Insurance fraud rises along with carriers' workload

FRISS’ annual survey found an 8% jump in the assumption of insurance claims with an element of fraud compared with the industry benchmark.

Since the onset of the pandemic, insurers have seen a 75% increase in workload, while instances of suspected and proven fraud are also up. (Photo: Shutterstock)

As with most troubling developments, the pandemic has accelerated insurance fraud trends as pressures from economic uncertainty moves individuals and businesses to act less than ethical at a time when carriers are facing a slew of challenges from COVID-19.

Although 10% is the industry standard assumption for the number of claims that have an element of fraud, this year responses averaged 18%, according to fraud detection and risk assessment software provider FRISS Fraudebestrijding B.V.’s 2020 Insurance Fraud Report survey.

In addition to increased instances of fraud, insurers have seen a 75% uptick in workload since the pandemic, the report noted.

“The increase in workload was about getting people used to working from home, which was new for most employees,” Jeroen Morrenhof, CEO and co-founder of FRISS, said during a webinar debriefing on the report.

He went on to explain that since remote work has become the norm, carriers have been forced to make fewer inspections. In turn, insurers are seeing upticks in suspected and proven fraud. The most common schemes during the pandemic are staged accidents and vehicle theft, procedure billing and phantom services, and fake accidents occurring in homes.

“Normally, when you have doubts about a claim, you can send an expert to see what the situation is. Now you have to rely on gut feelings and experience,” Morrenhof said. In fact, 64% of survey respondents reported relying on staff experience to detect fraud, while 38% used homegrown solutions.

While many are still using staff experience, nearly 70% of respondents reported using automated red flags and business rules to uncover fraud, according to the report. On top of this, more than half of FRISS survey respondents said they’d like to see their organization adopt automated detection tools to improve fraud-fighting efforts. Sharing data between departments, as well as other carriers, learning from competitors, and defining fraud measuring metrics were among other improvements respondents would like to see implemented. Surprisingly, a third said they didn’t measure fraud metrics.
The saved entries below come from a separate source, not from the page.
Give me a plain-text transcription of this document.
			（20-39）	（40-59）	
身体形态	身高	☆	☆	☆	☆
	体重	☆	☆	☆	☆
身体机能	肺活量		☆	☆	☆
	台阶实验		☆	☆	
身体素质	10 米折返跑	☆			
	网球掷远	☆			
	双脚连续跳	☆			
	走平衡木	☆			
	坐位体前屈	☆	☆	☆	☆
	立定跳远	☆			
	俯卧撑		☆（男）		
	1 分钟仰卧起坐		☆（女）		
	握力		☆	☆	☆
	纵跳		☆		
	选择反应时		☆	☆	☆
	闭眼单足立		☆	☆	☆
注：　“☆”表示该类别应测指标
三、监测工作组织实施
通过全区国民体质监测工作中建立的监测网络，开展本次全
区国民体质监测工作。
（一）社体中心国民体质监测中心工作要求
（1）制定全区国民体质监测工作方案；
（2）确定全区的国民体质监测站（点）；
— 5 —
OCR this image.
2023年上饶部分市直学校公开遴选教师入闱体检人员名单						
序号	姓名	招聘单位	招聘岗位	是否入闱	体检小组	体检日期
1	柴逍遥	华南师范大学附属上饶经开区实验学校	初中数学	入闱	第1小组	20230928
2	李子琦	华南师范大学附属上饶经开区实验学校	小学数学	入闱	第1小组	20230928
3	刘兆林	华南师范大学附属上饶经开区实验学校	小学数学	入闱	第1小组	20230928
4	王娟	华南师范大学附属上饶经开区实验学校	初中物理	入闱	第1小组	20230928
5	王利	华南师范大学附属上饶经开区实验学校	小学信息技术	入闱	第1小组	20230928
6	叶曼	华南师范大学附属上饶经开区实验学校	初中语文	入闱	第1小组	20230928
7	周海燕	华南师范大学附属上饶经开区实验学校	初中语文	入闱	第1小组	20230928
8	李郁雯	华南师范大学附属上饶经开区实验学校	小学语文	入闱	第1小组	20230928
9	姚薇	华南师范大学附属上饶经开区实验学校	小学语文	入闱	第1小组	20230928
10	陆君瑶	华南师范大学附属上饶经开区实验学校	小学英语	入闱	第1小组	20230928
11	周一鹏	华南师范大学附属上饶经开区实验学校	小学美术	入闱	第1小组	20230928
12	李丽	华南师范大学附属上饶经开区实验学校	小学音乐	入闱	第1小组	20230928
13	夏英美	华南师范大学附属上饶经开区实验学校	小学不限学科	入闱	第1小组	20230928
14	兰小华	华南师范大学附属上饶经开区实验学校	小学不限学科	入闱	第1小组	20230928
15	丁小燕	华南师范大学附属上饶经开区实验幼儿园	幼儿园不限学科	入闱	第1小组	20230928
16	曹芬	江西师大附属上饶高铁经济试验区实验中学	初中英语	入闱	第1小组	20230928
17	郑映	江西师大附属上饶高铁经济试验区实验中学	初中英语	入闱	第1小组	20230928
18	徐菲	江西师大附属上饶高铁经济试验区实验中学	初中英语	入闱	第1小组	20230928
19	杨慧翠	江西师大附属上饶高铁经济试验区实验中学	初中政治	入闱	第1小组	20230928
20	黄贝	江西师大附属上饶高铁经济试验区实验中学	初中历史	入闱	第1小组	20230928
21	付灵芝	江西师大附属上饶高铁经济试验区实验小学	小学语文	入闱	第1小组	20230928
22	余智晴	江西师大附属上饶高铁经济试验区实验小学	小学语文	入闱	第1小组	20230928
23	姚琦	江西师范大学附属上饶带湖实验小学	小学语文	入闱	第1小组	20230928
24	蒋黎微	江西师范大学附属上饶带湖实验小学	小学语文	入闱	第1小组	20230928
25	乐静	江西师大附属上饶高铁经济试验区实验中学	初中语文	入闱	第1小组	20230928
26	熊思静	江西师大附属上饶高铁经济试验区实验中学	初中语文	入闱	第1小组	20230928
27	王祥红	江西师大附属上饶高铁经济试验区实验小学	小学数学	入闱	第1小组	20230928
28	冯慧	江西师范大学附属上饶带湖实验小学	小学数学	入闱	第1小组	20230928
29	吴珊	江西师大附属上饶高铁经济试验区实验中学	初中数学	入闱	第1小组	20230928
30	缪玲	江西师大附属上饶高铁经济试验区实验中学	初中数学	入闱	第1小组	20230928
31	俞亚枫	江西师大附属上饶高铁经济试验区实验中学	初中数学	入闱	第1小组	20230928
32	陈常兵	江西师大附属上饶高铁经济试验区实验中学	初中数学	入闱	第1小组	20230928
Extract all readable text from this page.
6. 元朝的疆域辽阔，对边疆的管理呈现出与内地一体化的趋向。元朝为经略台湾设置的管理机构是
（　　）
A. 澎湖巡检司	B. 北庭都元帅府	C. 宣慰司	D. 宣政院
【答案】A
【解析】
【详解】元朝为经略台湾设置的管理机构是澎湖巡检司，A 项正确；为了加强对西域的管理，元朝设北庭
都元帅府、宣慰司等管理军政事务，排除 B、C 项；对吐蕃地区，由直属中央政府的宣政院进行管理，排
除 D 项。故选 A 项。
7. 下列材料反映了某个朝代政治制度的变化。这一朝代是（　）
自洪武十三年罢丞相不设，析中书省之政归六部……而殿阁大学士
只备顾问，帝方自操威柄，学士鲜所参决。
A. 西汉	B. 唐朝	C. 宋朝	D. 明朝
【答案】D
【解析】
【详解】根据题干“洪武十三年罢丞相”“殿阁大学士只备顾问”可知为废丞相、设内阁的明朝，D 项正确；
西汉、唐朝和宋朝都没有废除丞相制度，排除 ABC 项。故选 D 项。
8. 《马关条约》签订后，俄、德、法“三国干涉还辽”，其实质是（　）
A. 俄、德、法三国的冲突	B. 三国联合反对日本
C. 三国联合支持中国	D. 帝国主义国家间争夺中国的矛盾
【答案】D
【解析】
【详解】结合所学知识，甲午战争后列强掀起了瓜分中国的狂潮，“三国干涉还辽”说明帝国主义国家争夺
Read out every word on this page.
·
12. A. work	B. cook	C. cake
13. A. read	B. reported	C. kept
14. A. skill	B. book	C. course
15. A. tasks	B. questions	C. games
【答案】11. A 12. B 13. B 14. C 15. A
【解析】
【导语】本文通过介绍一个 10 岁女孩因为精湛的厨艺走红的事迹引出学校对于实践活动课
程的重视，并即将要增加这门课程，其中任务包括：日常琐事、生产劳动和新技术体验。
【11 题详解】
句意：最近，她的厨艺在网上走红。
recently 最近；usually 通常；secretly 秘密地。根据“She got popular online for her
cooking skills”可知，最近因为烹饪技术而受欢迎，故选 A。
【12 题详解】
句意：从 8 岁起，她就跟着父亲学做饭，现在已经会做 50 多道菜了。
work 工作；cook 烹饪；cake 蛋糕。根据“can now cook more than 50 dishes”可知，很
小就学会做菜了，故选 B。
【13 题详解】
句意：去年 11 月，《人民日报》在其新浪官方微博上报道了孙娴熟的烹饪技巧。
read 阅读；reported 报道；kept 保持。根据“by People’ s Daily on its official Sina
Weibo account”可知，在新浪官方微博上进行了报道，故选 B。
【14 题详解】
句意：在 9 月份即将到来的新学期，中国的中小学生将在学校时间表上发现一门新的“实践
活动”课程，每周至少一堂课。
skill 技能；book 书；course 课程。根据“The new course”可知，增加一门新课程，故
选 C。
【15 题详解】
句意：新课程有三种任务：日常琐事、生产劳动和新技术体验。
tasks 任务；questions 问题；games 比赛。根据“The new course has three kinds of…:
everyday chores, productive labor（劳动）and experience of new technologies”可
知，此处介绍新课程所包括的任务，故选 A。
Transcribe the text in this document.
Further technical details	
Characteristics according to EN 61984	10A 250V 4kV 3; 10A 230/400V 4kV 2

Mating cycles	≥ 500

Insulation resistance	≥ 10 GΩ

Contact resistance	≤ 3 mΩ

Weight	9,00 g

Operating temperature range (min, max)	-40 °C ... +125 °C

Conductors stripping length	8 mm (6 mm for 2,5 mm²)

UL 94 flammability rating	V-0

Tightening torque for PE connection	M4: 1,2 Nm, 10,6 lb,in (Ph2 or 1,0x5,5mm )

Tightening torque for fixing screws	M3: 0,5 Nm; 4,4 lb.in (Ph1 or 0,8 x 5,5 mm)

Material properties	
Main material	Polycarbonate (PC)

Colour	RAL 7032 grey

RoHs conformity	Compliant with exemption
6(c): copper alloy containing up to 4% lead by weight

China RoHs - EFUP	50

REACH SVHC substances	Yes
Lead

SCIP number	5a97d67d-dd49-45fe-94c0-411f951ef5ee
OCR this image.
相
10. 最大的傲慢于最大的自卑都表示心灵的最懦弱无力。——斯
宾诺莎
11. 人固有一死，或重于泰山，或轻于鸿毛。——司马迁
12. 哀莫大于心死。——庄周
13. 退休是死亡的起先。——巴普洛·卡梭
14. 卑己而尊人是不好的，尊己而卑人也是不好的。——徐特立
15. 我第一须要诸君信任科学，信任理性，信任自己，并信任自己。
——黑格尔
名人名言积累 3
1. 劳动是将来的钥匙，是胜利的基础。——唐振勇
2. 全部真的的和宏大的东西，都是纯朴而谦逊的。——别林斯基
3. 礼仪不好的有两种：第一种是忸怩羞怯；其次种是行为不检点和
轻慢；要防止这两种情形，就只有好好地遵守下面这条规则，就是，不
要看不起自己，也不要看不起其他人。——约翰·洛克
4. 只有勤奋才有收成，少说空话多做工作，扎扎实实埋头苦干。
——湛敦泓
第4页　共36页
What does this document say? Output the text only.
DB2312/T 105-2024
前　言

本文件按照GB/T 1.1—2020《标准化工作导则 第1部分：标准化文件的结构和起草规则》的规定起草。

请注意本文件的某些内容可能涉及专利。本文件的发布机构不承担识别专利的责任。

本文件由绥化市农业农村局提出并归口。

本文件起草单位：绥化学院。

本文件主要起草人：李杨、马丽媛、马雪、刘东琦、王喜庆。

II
However, automated systems do cause concern for some around issues such as poor data integration, lack of IT resources and fears of false positives.

Facing a tidal wave of challenges from COVID has moved carriers to also reconsider their underwriting processes, with half of FRISS survey respondents reporting they have started to re-think or have already enacted new underwriting standards. In fact, no insurers reported putting an underwriting initiative on hold during the pandemic, while many other projects have been frozen.

The FRISS report explained the top three fraud-fighting challenges — internal data quality, data protection and privacy issues, inadequate access to external data — point to carriers opening the door to bad risks. Most insurers look at internal claims and policy history information, previous fraud cases, and known-fraud lists, yet they neglect data points such as payment behavior and loss information.

“Insurers have historic payment information, but don’t take it into account when underwriting people,” Wouter Joosse, FRISS product manager, explained during the webinar. “This can help businesses with respect to fraud and on the claims side as well.”